What makes Portuguese piri piri chili peppers so special?

In the late 1400s and on into the 1500s, pioneering Portuguese explorers and merchants began introducing South America’s chilies to far-flung places. First, to Africa. And then further afield to India, Asia, and China.

This is not a brash, big chili that’s all about macho heat. The pipr piri pepper is far more subtle. It has a rich, smoked undertow of something like char-baked peaches that lingers quietly alongside its long burn. And it’s got plenty of that. Its 100,000 - 225,000 Scoville heat units.

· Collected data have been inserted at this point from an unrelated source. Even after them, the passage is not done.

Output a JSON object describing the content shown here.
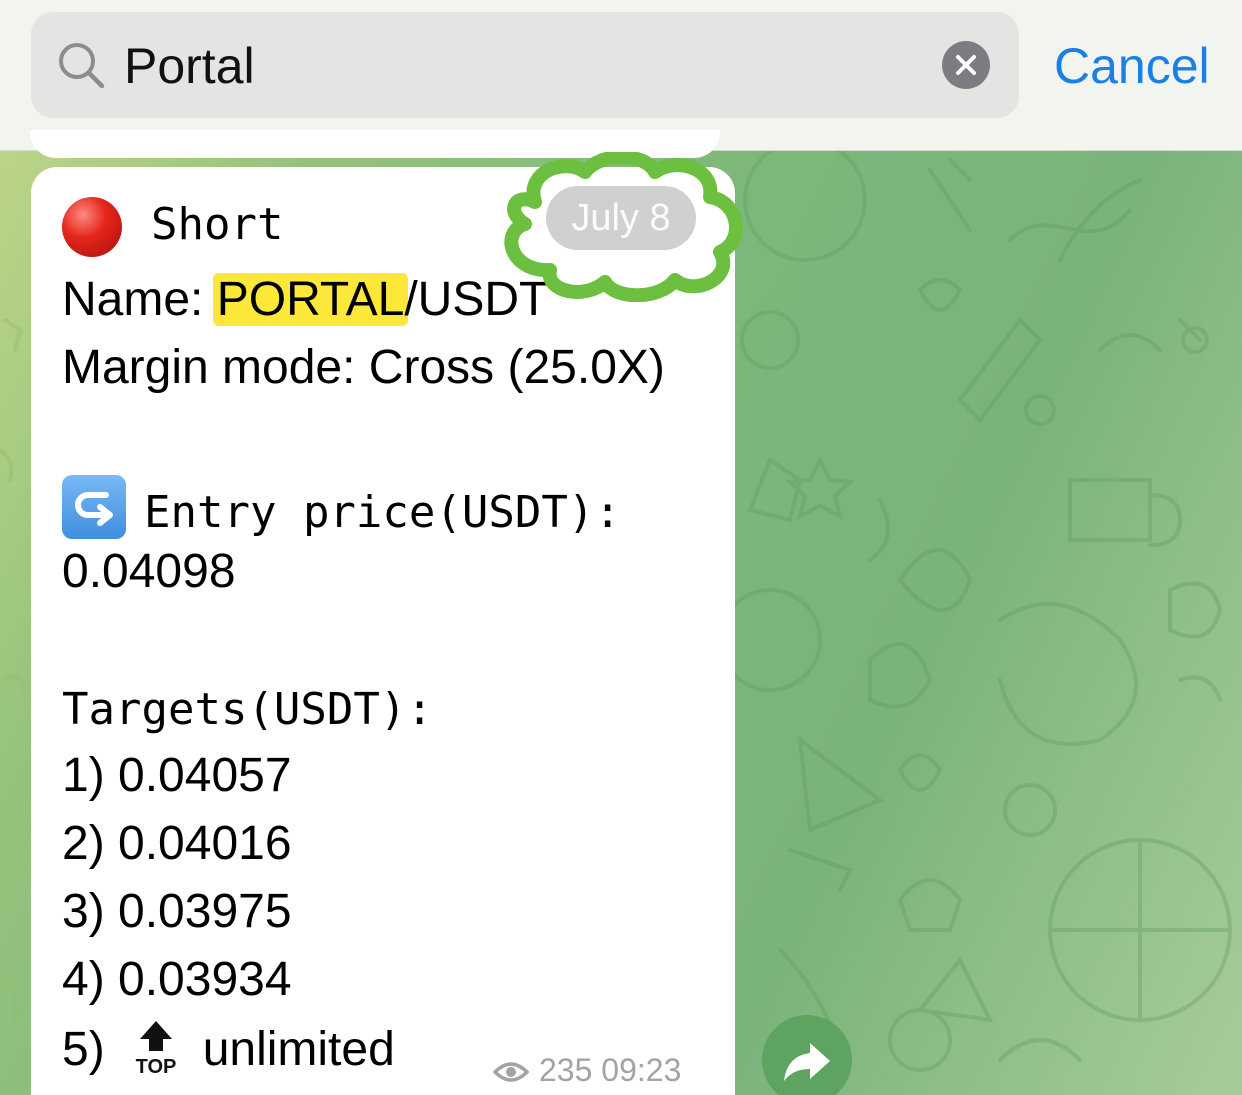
{
  "search": {
    "query": "Portal",
    "clear_icon": "close-circle-icon",
    "cancel_label": "Cancel"
  },
  "date_badge": "July 8",
  "message": {
    "direction_icon": "red-circle-icon",
    "direction": "Short",
    "name_label": "Name: ",
    "name_highlight": "PORTAL",
    "name_rest": "/USDT",
    "margin_label": "Margin mode: Cross (25.0X)",
    "entry_icon": "return-arrow-icon",
    "entry_label": "Entry price(USDT):",
    "entry_value": "0.04098",
    "targets_label": "Targets(USDT):",
    "targets": [
      "1) 0.04057",
      "2) 0.04016",
      "3) 0.03975",
      "4) 0.03934"
    ],
    "target_5_prefix": "5)",
    "target_5_icon": "top-arrow-icon",
    "target_5_value": "unlimited",
    "views": "235",
    "time": "09:23"
  },
  "share_icon": "share-arrow-icon",
  "colors": {
    "accent": "#1a7fe6",
    "highlight": "#fde83a",
    "cloud_outline": "#6cbf3f"
  }
}
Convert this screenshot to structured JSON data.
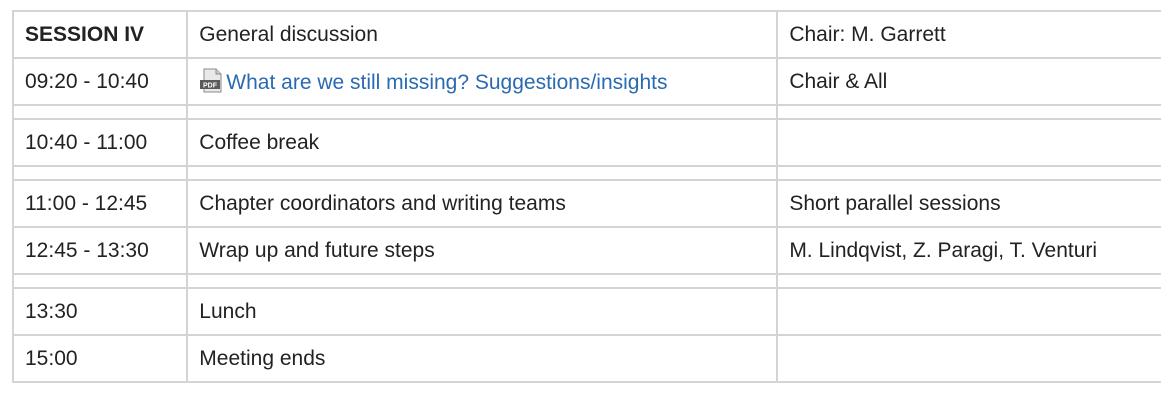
{
  "session": {
    "title": "SESSION IV",
    "topic": "General discussion",
    "chair": "Chair: M. Garrett"
  },
  "rows": [
    {
      "time": "09:20 - 10:40",
      "event": "What are we still missing? Suggestions/insights",
      "who": "Chair & All",
      "link": true,
      "icon": "pdf-icon"
    },
    {
      "gap": true
    },
    {
      "time": "10:40 - 11:00",
      "event": "Coffee break",
      "who": ""
    },
    {
      "gap": true
    },
    {
      "time": "11:00 - 12:45",
      "event": "Chapter coordinators and writing teams",
      "who": "Short parallel sessions"
    },
    {
      "time": "12:45 - 13:30",
      "event": "Wrap up and future steps",
      "who": "M. Lindqvist, Z. Paragi, T. Venturi"
    },
    {
      "gap": true
    },
    {
      "time": "13:30",
      "event": "Lunch",
      "who": ""
    },
    {
      "time": "15:00",
      "event": "Meeting ends",
      "who": ""
    }
  ],
  "colors": {
    "link": "#2a6ab1",
    "border": "#d4d4d4",
    "text": "#222222"
  }
}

This blend of flavors and extra-spiciness is what makes the piri piri pepper such a great culinary pepper. It's a fine basting sauce for meats and vegetables as they cook. It’s grand in a tomato and onion salsa. It also dries well. That means it’s ideal as a foundational powder for a pre-cooking dry rub, as well as being an arrestingly fiery, sprinkled condiment.

It’s all these qualities that make the piri piri pepper especially relished in the bottled chili sauces that are particularly loved in Angola, Namibia, Mozambique, and South Africa.

They also grow wild across Africa – especially when their seeds are dispersed far and wide in the droppings of chili-eating birds. And they are commercially farmed. Piri Piri peppers are a welcome cash-crop for small-holding farmers in Angola, Ghana, Kenya, Malawi, Mozambique, South Africa, Uganda, Zambia, and Zimbabwe.